Thursday, September 4, 2008

These Bulldogs are built to last

A month from now, this early angst will be gone and forgotten. Come October, Georgia fans won’t care that Georgia Southern scored 21 points and won’t consider Trinton Sturdivant and Jeff Owens irreplaceable. By then, they’ll know - we’ll all know - that these Bulldogs are built to last.

This is the most talented team Mark Richt has had, and it’s also the deepest. As Tony Taylor, the former Bulldog who missed the 2004 season after getting hurt on G-Day, said last month: “If you go over there now, you see something totally different. They’ve got athletes all across the board.”
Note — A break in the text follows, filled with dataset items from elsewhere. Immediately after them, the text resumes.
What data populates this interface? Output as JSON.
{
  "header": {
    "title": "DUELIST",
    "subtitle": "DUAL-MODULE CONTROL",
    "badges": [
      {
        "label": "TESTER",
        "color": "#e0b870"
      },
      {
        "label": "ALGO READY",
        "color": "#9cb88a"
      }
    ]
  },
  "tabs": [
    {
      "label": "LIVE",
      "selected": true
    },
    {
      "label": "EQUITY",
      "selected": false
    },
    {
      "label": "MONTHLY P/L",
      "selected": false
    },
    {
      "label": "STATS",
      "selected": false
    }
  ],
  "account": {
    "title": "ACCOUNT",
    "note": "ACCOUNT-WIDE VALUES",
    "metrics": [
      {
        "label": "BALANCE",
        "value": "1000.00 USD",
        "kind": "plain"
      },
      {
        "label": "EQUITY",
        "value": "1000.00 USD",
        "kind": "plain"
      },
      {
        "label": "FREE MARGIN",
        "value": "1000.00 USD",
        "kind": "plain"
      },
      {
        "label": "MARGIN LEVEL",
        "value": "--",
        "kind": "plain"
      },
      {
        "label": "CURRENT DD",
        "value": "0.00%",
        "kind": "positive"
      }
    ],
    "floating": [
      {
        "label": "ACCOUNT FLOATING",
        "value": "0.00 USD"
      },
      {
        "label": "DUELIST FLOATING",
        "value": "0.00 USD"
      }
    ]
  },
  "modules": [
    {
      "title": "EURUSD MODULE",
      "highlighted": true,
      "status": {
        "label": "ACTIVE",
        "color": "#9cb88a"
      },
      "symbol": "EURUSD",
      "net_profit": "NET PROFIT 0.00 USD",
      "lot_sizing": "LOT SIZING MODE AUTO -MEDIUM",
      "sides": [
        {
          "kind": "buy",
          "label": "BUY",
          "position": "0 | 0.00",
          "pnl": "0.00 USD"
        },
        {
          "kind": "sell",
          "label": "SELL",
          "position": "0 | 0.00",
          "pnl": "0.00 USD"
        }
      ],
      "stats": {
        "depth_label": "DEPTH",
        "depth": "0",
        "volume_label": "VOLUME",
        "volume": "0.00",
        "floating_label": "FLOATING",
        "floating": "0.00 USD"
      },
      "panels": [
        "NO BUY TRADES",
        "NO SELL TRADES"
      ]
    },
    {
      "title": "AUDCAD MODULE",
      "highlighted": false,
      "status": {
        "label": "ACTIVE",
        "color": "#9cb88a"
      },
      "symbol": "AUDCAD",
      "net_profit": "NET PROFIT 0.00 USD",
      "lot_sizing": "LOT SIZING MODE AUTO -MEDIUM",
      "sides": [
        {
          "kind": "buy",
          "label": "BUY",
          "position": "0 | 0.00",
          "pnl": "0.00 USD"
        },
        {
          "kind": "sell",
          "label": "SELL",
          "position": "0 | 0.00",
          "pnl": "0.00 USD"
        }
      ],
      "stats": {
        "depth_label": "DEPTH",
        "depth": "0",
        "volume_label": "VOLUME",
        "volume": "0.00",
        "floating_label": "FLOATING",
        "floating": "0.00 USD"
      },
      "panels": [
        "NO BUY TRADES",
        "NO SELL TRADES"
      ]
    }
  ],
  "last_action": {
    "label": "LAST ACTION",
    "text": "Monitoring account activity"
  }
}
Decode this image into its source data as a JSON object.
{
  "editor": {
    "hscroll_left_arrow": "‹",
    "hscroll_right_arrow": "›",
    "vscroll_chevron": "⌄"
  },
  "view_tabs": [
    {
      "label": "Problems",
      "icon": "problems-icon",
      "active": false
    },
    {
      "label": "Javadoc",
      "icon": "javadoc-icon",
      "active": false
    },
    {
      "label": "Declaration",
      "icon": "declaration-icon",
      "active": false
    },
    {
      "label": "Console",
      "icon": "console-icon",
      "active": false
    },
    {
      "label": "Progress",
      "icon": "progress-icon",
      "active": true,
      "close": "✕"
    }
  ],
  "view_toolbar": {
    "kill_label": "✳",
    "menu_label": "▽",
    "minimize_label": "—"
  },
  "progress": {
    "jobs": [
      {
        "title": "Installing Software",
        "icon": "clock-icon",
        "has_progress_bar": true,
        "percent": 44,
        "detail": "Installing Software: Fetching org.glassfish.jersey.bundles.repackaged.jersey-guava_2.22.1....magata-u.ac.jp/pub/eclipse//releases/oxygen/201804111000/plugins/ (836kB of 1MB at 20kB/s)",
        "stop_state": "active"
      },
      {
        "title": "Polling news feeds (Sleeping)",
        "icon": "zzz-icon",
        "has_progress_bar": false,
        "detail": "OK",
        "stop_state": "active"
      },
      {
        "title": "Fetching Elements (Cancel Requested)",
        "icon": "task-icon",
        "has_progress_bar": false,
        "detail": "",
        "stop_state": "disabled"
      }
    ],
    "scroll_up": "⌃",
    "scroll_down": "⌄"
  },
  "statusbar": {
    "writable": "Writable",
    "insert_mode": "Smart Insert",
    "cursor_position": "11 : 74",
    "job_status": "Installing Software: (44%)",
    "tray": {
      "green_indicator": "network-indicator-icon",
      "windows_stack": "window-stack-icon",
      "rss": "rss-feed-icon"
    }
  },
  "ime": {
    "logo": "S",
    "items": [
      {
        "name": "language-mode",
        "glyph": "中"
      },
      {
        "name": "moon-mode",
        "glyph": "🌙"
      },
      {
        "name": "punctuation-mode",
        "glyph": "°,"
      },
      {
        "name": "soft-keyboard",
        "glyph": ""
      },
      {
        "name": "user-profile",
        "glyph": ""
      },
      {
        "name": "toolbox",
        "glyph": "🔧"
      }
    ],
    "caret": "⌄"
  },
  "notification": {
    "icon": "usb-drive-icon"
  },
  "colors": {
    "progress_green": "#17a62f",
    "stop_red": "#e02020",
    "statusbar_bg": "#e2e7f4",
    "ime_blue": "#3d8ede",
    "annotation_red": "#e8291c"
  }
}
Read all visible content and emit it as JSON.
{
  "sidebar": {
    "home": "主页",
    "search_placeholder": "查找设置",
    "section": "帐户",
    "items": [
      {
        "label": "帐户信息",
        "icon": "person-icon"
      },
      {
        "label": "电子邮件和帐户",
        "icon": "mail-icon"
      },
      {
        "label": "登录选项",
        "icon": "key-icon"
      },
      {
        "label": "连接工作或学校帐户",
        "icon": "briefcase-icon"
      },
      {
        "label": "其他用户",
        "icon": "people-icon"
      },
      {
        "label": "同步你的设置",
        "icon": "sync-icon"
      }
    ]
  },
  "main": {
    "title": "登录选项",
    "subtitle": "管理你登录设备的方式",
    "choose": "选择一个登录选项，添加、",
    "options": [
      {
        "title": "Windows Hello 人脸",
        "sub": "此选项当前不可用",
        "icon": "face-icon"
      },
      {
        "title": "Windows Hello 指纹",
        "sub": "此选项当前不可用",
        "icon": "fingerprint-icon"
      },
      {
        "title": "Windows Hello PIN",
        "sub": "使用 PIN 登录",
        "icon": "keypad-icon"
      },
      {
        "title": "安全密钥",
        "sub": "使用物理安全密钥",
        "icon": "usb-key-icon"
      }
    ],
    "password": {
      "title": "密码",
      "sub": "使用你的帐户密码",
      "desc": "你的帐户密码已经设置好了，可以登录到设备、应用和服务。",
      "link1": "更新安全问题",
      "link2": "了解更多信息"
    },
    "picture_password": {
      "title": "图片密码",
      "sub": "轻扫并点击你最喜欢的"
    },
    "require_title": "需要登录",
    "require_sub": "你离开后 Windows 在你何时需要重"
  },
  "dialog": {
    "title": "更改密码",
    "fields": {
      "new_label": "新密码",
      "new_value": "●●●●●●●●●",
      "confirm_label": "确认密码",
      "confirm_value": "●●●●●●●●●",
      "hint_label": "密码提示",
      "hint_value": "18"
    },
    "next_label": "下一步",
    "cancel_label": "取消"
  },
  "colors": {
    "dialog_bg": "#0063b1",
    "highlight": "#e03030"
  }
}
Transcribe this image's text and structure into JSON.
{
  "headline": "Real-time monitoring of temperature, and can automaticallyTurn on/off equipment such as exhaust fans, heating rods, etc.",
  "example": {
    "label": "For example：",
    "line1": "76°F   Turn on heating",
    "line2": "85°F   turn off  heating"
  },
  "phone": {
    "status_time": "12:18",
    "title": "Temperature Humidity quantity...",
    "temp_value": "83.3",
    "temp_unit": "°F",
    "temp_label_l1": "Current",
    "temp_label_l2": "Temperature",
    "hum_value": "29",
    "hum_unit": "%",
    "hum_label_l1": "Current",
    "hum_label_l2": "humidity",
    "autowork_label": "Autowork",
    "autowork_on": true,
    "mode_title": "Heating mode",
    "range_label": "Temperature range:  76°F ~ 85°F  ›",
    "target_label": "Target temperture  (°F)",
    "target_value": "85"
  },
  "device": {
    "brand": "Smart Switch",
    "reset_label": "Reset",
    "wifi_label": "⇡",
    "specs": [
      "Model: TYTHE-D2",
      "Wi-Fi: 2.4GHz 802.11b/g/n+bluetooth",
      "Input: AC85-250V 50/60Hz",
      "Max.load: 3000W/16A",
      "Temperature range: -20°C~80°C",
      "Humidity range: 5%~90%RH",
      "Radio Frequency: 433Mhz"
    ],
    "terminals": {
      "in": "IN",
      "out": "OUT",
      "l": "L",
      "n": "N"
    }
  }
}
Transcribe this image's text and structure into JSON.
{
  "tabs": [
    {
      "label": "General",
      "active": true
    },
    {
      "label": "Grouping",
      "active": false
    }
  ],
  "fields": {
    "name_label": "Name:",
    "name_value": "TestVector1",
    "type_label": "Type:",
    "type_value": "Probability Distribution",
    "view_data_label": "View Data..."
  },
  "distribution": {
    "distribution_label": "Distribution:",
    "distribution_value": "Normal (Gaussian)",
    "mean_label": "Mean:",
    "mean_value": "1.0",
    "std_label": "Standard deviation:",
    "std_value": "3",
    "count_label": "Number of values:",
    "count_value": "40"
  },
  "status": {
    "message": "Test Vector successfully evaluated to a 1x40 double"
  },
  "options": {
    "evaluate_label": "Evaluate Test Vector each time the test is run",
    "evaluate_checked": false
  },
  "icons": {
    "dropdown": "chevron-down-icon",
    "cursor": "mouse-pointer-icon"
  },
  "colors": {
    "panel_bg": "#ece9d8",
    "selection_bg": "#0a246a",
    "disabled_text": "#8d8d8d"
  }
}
Injuries happen. That’s why there are 85 scholarships, and the way these 85 have been allotted is the reason this team is even stouter than Richt’s breakthrough bunch of 2002. By now, he and his staff have grown accustomed to stacking gifted recruiting classes end to end. As good as Owens is, is he appreciably better than Kade Weston and Corvey Irvin?

As for Sturdivant: There might not be another left tackle as good on this roster, but at least he was lost in August. Stacy Searels has ample time to scheme around Sturdivant’s absence, and Searels is good at what he does.

With the exception of Matthew Stafford, there’s no indispensable Bulldog. (Not even Geno Atkins. Not even Dannell Ellerbe. Not even Knowshon Moreno.) That’s the way the big-time programs operate: They have players, and they also have options. If Georgia fails, it won’t be because of two early injuries.

Georgia won’t fail anytime soon. It will be 5-0 come the Oct. 5 bye, 5-0 and ranked no worse than No. 2 in the land. (And if the Bulldogs are still No. 2, there’ll be a growing gap between them and the No. 3 team.) They’ll win at South Carolina and Arizona State and they’ll beat Alabama in Athens simply because they’re better than all of the above.

By then, those 21 Georgia Southern points will be revealed for what they were: A late-game aberration. Georgia led 38-0 before it relaxed, and why wouldn’t it? There’s no call for embarrassing an outmanned in-state opponent whose program was founded by one of the most revered figures in Bulldog annals. (And whose current coach is a famously good guy.)

Georgia Southern got 21 points when it didn’t matter. Against these Bulldogs, South Carolina and Arizona State might not get 21 between them. There’s one more tune-up to go, and then Georgia will get really interested. And then the march to Miami will really and truly begin.